Perhaps most importantly, the Function Manager makes it easy to reference variables from anywhere in the model. This caters for example, for a reservoir operating rule that depends on storage levels and flows at multiple points in the river network. This is very difficult to emulate in a plugin model. Plugins are better suited to being slotted in as replacement components where the inputs to and outputs from the component are either known and standard (eg inflow from upstream, outflow to downstream) or are altogether new (eg creating a new time series result).

This ability for a Function to reference any part of the model also points towards the main strength that plugins hold over Functions: Plugin models can be used in multiple locations because Source itself is able to connect the plugin to appropriate inputs and outputs, whereas Functions need to be manually copied to each usage location and then manually connected to all the required inputs and outputs. In a case where a Function would be used many times, such as in each link, this leads to a great deal of duplication and manual work: Each use of the Function would itself be a copy of the Function, and each copy would require copies of each of the input variables.

Functions are an extremely important part of Source usage. Functions give end users (who might not consider themselves to be programmers) the ability to change system behaviour. Functions have a good development model, with fast turnaround on changes. Functions make it easy to implement bespoke rules.

Functions very effectively fill the niche of implementing many algorithmic changes to Source. It’s time to move on to similarly productive approaches for the other customisations we want to create.

Coming Up

Plugins are very powerful, but they won’t always be the simplest, quickest or indeed the best way to implement a customisation for Source. Functions demonstrate a better approach for many algorithmic changes.

In part 2 of this series we’ll explore some of the scripting options for Source. Scripting is great for automating multiple model runs, using the supplied command line version of Source. However Scripting using a .NET language is also a simple and powerful way to automate many of the types of bulk model queries and transformations that would historically lead people to building a plugin.

Scripting solutions won’t suit all end-users however, so in part 3 we’ll explore Veneer: a new technology from Flow Matters that makes it much easier and quicker to build high quality reports, visualisations and decision support front ends for Source.


  1. Actually, the very simple plugin mechanism was built even earlier, in 2002 as part of the TIME framework.

  2. The internal workings haven’t changed much either. Plugin assemblies contain plugin classes, which inherit from key classes in the framework and are possibly marked up with the WorksWith metadata: Much as was the case in the earliest publications of TIME and E2.

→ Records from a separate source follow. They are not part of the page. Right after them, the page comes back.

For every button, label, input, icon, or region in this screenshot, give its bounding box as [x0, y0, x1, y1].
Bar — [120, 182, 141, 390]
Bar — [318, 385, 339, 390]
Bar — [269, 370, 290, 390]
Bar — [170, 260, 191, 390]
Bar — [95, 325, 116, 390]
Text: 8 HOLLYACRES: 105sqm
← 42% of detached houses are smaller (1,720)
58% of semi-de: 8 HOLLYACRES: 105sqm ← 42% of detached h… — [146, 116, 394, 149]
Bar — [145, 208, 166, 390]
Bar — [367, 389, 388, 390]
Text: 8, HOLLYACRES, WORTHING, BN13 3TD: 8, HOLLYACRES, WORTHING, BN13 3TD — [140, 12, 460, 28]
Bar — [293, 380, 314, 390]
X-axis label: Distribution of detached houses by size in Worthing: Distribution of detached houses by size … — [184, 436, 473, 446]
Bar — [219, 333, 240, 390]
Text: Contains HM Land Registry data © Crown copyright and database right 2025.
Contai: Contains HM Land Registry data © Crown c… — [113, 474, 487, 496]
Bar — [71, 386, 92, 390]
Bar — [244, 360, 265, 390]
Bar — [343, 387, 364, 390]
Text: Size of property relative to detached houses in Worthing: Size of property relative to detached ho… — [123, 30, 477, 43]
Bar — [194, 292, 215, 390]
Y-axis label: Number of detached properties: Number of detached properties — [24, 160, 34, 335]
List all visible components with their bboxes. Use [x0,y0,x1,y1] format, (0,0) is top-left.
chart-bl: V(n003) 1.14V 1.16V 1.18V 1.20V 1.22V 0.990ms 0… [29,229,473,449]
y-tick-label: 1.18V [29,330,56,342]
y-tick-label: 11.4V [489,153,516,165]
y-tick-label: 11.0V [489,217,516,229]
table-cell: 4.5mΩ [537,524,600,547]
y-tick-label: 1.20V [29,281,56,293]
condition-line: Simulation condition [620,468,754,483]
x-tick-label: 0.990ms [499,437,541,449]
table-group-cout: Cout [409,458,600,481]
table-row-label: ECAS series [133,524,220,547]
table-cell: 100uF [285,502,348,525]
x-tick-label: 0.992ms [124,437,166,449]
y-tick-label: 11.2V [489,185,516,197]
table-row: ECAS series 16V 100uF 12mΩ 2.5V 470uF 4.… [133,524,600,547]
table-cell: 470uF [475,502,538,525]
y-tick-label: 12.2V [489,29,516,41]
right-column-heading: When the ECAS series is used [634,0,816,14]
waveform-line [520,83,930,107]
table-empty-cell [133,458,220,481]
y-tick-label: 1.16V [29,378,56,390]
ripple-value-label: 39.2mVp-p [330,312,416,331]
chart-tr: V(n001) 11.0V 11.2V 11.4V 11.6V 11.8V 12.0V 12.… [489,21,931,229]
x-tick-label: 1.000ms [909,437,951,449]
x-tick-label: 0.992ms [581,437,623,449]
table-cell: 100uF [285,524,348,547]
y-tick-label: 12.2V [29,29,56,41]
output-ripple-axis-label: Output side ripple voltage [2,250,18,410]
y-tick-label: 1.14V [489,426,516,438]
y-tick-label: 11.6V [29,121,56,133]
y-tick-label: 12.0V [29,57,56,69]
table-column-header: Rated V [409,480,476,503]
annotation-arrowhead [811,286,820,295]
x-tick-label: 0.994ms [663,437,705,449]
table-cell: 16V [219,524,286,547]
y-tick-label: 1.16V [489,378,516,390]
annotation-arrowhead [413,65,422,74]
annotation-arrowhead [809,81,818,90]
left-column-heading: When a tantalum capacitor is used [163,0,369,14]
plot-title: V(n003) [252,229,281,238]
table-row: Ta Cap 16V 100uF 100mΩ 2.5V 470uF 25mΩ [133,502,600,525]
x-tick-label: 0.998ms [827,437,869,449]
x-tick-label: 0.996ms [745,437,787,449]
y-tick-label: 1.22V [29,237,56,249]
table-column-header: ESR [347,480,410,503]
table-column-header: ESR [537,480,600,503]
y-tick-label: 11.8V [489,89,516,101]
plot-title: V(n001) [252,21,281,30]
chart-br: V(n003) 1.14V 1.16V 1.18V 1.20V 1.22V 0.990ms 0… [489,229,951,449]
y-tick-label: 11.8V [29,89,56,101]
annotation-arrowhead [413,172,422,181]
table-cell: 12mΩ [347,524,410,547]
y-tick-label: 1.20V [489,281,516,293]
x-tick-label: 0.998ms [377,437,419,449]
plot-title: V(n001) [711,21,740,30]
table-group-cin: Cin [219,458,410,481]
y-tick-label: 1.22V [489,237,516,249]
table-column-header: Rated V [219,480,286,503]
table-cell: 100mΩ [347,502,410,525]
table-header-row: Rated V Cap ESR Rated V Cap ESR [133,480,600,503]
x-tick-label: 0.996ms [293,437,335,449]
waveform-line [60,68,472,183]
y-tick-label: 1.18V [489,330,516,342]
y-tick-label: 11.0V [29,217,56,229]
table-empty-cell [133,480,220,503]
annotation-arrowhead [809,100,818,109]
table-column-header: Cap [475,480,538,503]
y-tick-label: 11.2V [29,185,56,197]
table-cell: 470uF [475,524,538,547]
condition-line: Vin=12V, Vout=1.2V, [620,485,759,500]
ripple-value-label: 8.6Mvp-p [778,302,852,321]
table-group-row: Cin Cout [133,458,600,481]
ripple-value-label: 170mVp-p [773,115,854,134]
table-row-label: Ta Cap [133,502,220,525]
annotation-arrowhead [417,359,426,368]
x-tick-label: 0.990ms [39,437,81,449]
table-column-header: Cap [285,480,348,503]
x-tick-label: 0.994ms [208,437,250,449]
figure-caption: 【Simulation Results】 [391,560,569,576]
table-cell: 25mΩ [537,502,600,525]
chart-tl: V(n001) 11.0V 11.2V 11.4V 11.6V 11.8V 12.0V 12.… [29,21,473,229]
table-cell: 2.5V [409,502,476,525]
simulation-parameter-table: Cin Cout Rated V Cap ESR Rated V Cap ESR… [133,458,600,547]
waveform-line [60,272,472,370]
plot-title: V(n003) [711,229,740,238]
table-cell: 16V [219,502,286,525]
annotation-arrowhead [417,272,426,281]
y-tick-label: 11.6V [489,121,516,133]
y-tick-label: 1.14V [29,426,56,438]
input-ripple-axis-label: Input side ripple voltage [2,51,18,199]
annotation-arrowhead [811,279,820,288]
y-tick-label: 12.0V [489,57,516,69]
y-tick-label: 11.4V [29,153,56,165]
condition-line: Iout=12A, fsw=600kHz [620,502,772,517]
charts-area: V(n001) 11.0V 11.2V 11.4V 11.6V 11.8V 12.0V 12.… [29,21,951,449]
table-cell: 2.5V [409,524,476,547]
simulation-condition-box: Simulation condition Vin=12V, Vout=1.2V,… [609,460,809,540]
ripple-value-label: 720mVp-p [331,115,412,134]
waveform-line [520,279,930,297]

  3. Formerly the Expression Editor

  4. Although the result would be less than spectacular, as the TrivialRunoffModel has no parameters to calibrate!

  5. As opposed to the interface presented to close relatives, which tends to vary by language and includes things like the protected and internal keywords in C#.

  6. Not long perhaps, but it can still be enough to break concentration, which kills productivity.

  7. Importantly, I’ll keep the capitalisation on ‘Functions’ to refer to the Source feature of that name, rather than the broader concept of a function in either software development or mathematics!